I was becoming annoyed. I am definitely not one of those parents who regards her children as infallible little angels, but Aisha had been about 4-6 months old when this woman left. What the heck was she talking about?

When the kids came home Nuha shyly went over to her. Nuha had always liked Katjie. In my attempt to break the ice, I asked, "Katjie, did you see how much Nuha's grown?"
She scrutinised Nuha from top to bottom. Clearly not impressed, she commented, "Mmmm, she's obviously not going to be very tall. She really hasn't grown much since I last saw her".

Fortunately she'd been speaking Afrikaans, of which Nuha understands a few very basic words- not enough to make sense of that much-too-honest comment.

Her brutal honesty took me right back to the day we brought Aisha home from the hospital for the first time.
"Mmm, this one is nice and yellow- just like Tharaa. Now you only have one black daughter- she clearly is as black as her brother- shame".

I remember feeling as if I wanted to clasp my hand over her mouth to shut her up before she inflicted permanent damage upon my child, who had been standing right there grinning with pride at her new baby sister.

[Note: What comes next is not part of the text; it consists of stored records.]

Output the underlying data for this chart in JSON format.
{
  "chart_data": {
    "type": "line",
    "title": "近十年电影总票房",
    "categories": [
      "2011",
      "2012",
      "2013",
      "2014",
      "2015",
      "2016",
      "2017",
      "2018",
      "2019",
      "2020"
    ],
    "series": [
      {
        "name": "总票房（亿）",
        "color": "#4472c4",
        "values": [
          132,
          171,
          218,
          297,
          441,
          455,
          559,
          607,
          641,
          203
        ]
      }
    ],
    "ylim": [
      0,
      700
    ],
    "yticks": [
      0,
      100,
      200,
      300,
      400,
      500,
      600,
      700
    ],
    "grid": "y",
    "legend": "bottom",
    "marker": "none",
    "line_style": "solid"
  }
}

Oh dear, I hope we haven't just made a huge mistake by taking her back. We shall probably  give her a few days to acclimatise and then reassess the situation. I hope that we will be brave enough to take the necessary action should it be required.


Anonymous said...

Get this clown out of your home! You do not need this clown to be speaking down to you like this - set the ground rules - if she does not like it, let her go back to where she came from. You can get other help that respect you and your family and the opportunity to be part of it. Worse case, you're out your money that you sent her - but you have kept intact your dignity and that of your family. Bye bye!

themotherblogger said...

We held a meeting with her tonight to set the ground rules. Amazingly, with my husband around; she becomes the most agreeable and docile person. We discussed grievances and agreed on a policy of open communication. So I'm feeling a bit braver- and able to voice my opinions to her/list expectations of her.
But this is still a trial run. If I'm still not happy with her by month-end, I'll definitely send her packing.